The Federal High Court, Abuja has ordered the Chairman of the Code of Conduct Tribunal, CCT, Danladi Umar to appear before the Senate in a probe on allegations of misconduct brought against him.
Justice Inyang Ekwo gave the order on Tuesday while delivering judgment in a suit filed by Umar challenging the powers of the senate to investigate the alleged assault and misconduct petition brought against him by a security guard.
The alleged incident happened at the Banex Plaza in Abuja on March 29, 2021.
The court dismissed Umar’s suit on the grounds that it lacked merit as Umar had no cogent reason to stop the senate from carrying out its constitutional functions.
Justice Ekwo held that Sections 88 and 89 of the 1999 constitution under which the CCT boss sought to be protected by the court did not confer any protection or refuge on him.
The judge said that as a public officer administering law relating to conduct of public officers, Umar had no reason to institute the suit to stop the senate from probing a public petition seeking justice.
Justice Ekwo also held that the Code of Conduct Bureau and Code of Conduct Tribunal Act 2010 were established by the Act of the National Assembly and as such, Umar was subject to investigation by the National Assembly.
The judge further said that Section 2 of the Code of Conduct Bureau Act exposed Umar to investigation by the national assembly than any other Nigerian.
“As such, it will be illogical for him (Umar) to seek to stop the senate probe as doing so will give an impression that he is above the law”.
Justice Ekwo held that the declaratory reliefs sought by Umar for injunction against the senate could not be granted because the case lacked merit.
The CCT Chairman had in a suit marked FHC/ABJ/CS/ 671/2021, challenged the powers of the senate and three others to investigate him in an alleged assault he perpetrated against a security guard at Banex Plaza in Abuja.
The four defendants in the matter were the senate, the senate president, Senate Committee on Ethics, Privileges and Public Petitions and the Attorney- General of the Federation.
In the suit filed by his lawyer, Sunday Edward, Mr Umar asked the court for an order of perpetual injunction restraining the senate from conducting investigations into allegations of assault levelled against him by a petition submitted to the senate.

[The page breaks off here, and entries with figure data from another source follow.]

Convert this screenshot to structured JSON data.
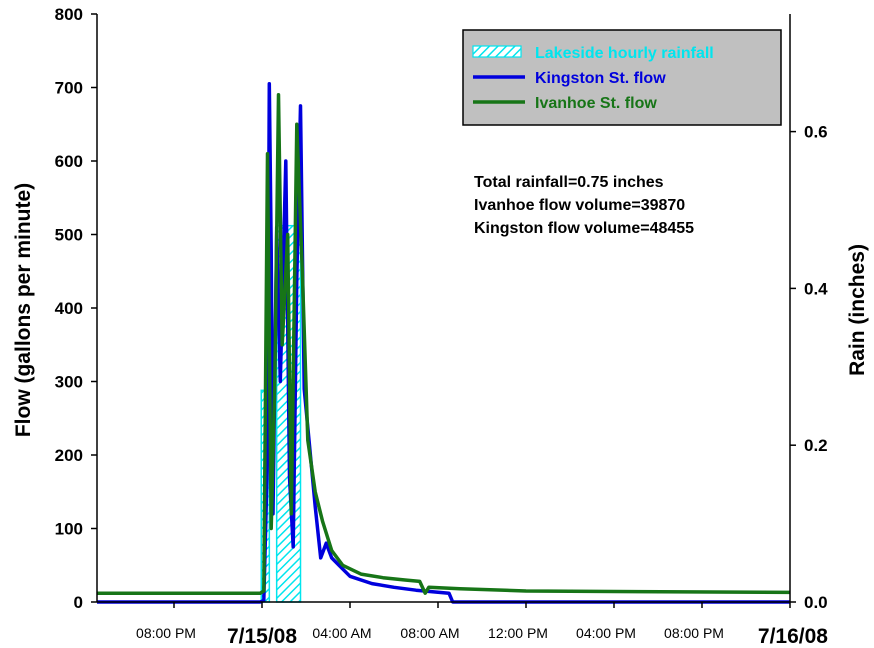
{
  "chart_data": {
    "type": "line",
    "title": "",
    "ylabel": "Flow (gallons per minute)",
    "y2label": "Rain (inches)",
    "ylim": [
      0,
      800
    ],
    "y2lim": [
      0,
      0.75
    ],
    "yticks": [
      "0",
      "100",
      "200",
      "300",
      "400",
      "500",
      "600",
      "700",
      "800"
    ],
    "y2ticks": [
      "0.0",
      "0.2",
      "0.4",
      "0.6"
    ],
    "xlim": [
      "2008-07-15T16:30",
      "2008-07-17T00:00"
    ],
    "xticks": [
      {
        "x": "2008-07-15T20:00",
        "label": "08:00 PM",
        "date": ""
      },
      {
        "x": "2008-07-16T00:00",
        "label": "",
        "date": "7/15/08"
      },
      {
        "x": "2008-07-16T04:00",
        "label": "04:00 AM",
        "date": ""
      },
      {
        "x": "2008-07-16T08:00",
        "label": "08:00 AM",
        "date": ""
      },
      {
        "x": "2008-07-16T12:00",
        "label": "12:00 PM",
        "date": ""
      },
      {
        "x": "2008-07-16T16:00",
        "label": "04:00 PM",
        "date": ""
      },
      {
        "x": "2008-07-16T20:00",
        "label": "08:00 PM",
        "date": ""
      },
      {
        "x": "2008-07-17T00:00",
        "label": "",
        "date": "7/16/08"
      }
    ],
    "legend": {
      "placement": "top-right",
      "background": "#c0c0c0",
      "entries": [
        {
          "name": "Lakeside hourly rainfall",
          "color": "#00e5ee",
          "kind": "hatched-bar"
        },
        {
          "name": "Kingston St. flow",
          "color": "#0000dd",
          "kind": "line"
        },
        {
          "name": "Ivanhoe St. flow",
          "color": "#177517",
          "kind": "line"
        }
      ]
    },
    "annotations": [
      "Total rainfall=0.75 inches",
      "Ivanhoe flow volume=39870",
      "Kingston flow volume=48455"
    ],
    "rainfall": {
      "name": "Lakeside hourly rainfall",
      "axis": "y2",
      "color": "#00e5ee",
      "bars": [
        {
          "start": "2008-07-15T23:58",
          "end": "2008-07-16T00:20",
          "value": 0.27
        },
        {
          "start": "2008-07-16T00:20",
          "end": "2008-07-16T00:40",
          "value": 0.0
        },
        {
          "start": "2008-07-16T00:40",
          "end": "2008-07-16T01:45",
          "value": 0.48
        }
      ]
    },
    "series": [
      {
        "name": "Kingston St. flow",
        "axis": "y",
        "color": "#0000dd",
        "points": [
          [
            "2008-07-15T16:30",
            0
          ],
          [
            "2008-07-15T23:55",
            0
          ],
          [
            "2008-07-16T00:05",
            2
          ],
          [
            "2008-07-16T00:15",
            200
          ],
          [
            "2008-07-16T00:20",
            705
          ],
          [
            "2008-07-16T00:25",
            480
          ],
          [
            "2008-07-16T00:30",
            120
          ],
          [
            "2008-07-16T00:40",
            510
          ],
          [
            "2008-07-16T00:50",
            300
          ],
          [
            "2008-07-16T01:05",
            600
          ],
          [
            "2008-07-16T01:15",
            170
          ],
          [
            "2008-07-16T01:25",
            75
          ],
          [
            "2008-07-16T01:35",
            440
          ],
          [
            "2008-07-16T01:45",
            675
          ],
          [
            "2008-07-16T01:55",
            290
          ],
          [
            "2008-07-16T02:10",
            210
          ],
          [
            "2008-07-16T02:25",
            130
          ],
          [
            "2008-07-16T02:40",
            60
          ],
          [
            "2008-07-16T02:55",
            80
          ],
          [
            "2008-07-16T03:10",
            60
          ],
          [
            "2008-07-16T03:30",
            50
          ],
          [
            "2008-07-16T04:00",
            35
          ],
          [
            "2008-07-16T05:00",
            25
          ],
          [
            "2008-07-16T06:00",
            20
          ],
          [
            "2008-07-16T07:00",
            16
          ],
          [
            "2008-07-16T08:30",
            12
          ],
          [
            "2008-07-16T08:40",
            0
          ],
          [
            "2008-07-17T00:00",
            0
          ]
        ]
      },
      {
        "name": "Ivanhoe St. flow",
        "axis": "y",
        "color": "#177517",
        "points": [
          [
            "2008-07-15T16:30",
            12
          ],
          [
            "2008-07-15T23:55",
            12
          ],
          [
            "2008-07-16T00:05",
            15
          ],
          [
            "2008-07-16T00:15",
            610
          ],
          [
            "2008-07-16T00:25",
            100
          ],
          [
            "2008-07-16T00:35",
            300
          ],
          [
            "2008-07-16T00:45",
            690
          ],
          [
            "2008-07-16T00:55",
            350
          ],
          [
            "2008-07-16T01:10",
            500
          ],
          [
            "2008-07-16T01:20",
            120
          ],
          [
            "2008-07-16T01:35",
            650
          ],
          [
            "2008-07-16T01:50",
            450
          ],
          [
            "2008-07-16T02:05",
            220
          ],
          [
            "2008-07-16T02:25",
            150
          ],
          [
            "2008-07-16T02:45",
            110
          ],
          [
            "2008-07-16T03:10",
            70
          ],
          [
            "2008-07-16T03:40",
            50
          ],
          [
            "2008-07-16T04:30",
            38
          ],
          [
            "2008-07-16T05:30",
            33
          ],
          [
            "2008-07-16T06:30",
            30
          ],
          [
            "2008-07-16T07:10",
            28
          ],
          [
            "2008-07-16T07:25",
            12
          ],
          [
            "2008-07-16T07:35",
            20
          ],
          [
            "2008-07-16T09:00",
            18
          ],
          [
            "2008-07-16T12:00",
            15
          ],
          [
            "2008-07-17T00:00",
            13
          ]
        ]
      }
    ]
  }
}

He specifically asked the court to determine whether the alleged case of assault formed part of the matters the senate was constitutionally empowered to investigate.
He had also asked the court to determine whether the senate and its committee were competent to investigate or invite him in relation to the investigation of the allegation of assault.
He asked the court to declare that the purported case of assault that took place on March 29, 2021, did not form part of the matters the senate was constitutionally empowered to investigate.
He further asked the court to declare that the senate’s moves to conduct an investigation in the matter was unconstitutional and it amounted to unwarranted usurpation of the functions of the police and of the court.
However, counsel to the Senate, Kafayat Suleyman had urged the court to dismiss the suit on the grounds that the senate had powers under Section 88 of the Constitution to investigate alleged misconduct by any public officer.
On May 4, 2021 Umar, appeared before the Senate Committee on Ethics, Privileges and Public Petition.
This was in response to a petition submitted against him by Clement Sagwak, a security guard he allegedly assaulted.
Sagwak had, through his counsel, Timzing Ramnap, petitioned the Senate where he accused Umar of assaulting him.
The senator representing Plateau North, Istifanus Gyang, laid the petition before the Senate on April 29, 2021.
Umar was summoned by the panel and asked to come to defend himself.
Mr When he appeared before the committee, the CCT chairman said he had not been served the petition.
He asked the panel to give him one week to study the detailed petition which was served on him at the session to “enable him respond appropriately.”
He was, however, given two weeks to defend the petition against him.